How To Perform Statistical Analysis Using Python: The Ultimate Guide
5 Proven Methods that Every Data Science Professional Uses
I don’t believe in definitions. Everyone has their own way of defining “statistical analysis.”
For me, statistical analysis’s one and only goal is to understand the data.
When do we perform this analysis? Right after we gather the data, as we want to familiarize ourselves with it, correct?
In this article, I won’t talk about the different types of statistical analysis, like EDA, inferential, prescriptive, and so on. Let’s keep that for another article.
But if you want to learn about EDA or why statistics are important, read this:
(More than 8K people found it helpful.)
Getting back to this article, here I will outline 5 tried-and-true methods that every data science professional employs to understand their data immediately after they’ve collected the necessary data. So, let’s dive in!
Those 5 methods are:
📚Additional Resources:
1. Descriptive Statistics
Why do we use descriptive statistics?
Let’s say you just met a stranger at a gathering. You find her interesting, and you want to start a conversation with her. Naturally, you start by asking her name, her interests, and so forth, correct?

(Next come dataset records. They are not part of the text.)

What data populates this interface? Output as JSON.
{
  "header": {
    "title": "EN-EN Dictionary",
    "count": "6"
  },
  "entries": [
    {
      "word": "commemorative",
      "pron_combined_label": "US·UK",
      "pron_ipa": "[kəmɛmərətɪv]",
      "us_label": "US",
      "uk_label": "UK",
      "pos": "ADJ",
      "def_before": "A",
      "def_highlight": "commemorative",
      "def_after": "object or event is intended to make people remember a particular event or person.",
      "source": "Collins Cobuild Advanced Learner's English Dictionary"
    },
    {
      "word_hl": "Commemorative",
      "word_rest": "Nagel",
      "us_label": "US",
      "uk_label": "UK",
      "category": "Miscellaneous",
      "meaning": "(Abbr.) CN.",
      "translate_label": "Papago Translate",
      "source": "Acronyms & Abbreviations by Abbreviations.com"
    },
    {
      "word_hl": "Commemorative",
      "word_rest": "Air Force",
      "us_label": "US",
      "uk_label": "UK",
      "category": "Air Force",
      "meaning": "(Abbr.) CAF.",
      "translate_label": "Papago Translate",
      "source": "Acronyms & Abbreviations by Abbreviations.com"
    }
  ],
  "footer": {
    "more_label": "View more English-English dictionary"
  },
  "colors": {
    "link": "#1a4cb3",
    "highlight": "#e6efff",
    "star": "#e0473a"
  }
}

What you’ve just done is gain a high-level understanding of her
Similarly, when it comes to acquiring a high-level understanding of your data, such as exploring, analyzing, and effectively communicating it, we use descriptive statistics
This helps us understand the distribution, variability, and central tendencies of the data.

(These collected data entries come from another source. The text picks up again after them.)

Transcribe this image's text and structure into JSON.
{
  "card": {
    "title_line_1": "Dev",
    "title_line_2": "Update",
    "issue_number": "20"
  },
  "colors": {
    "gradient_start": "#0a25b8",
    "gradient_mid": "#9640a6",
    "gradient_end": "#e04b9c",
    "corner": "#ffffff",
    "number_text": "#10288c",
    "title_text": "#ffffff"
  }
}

In other words, descriptive statistics are used to summarize and show the basic features of data, like the mean, median, range, standard deviation, quartiles, etc.
To calculate descriptive statistics, we can use Python libraries like, pandas
, numpy
, and scipy
. For example, let’s see:
# Import the libraries
import pandas as pd
import numpy as np
import scipy.stats as stats
# Load the dataset from a csv file
df = pd.read_csv("data.csv")
# Get the summary statistics using pandas
df.describe()
# Get the mean of each column using numpy
np.mean(df, axis=0)
# Get the median of each column using numpy
np.median(df, axis=0)
# Get the standard deviation of each column using numpy
np.std(df, axis=0)
# Get the variance of each column using numpy
np.var(df, axis=0)
# Get the mean of each column using scipy
stats.mean(df, axis = 0)
# Get the median of each column using scipy
stats.median(df, axis = 0)
# Get the mode of each column using scipy
stats.mode(df, axis=0)
# Get the skewness of each column using scipy
stats.skew(df, axis=0)
# Get the kurtosis of each column using scipy
stats.kurtosis(df, axis=0)
2. Hypothesis Testing
Before embarking on any data science project, it’s crucial to formulate some initial hypotheses about the population, isn’t it?
Having gained a better understanding of your data through the task of descriptive statistics, let’s proceed with checking those preset hypotheses to see if they are correct or wrong about the population based on this sample data.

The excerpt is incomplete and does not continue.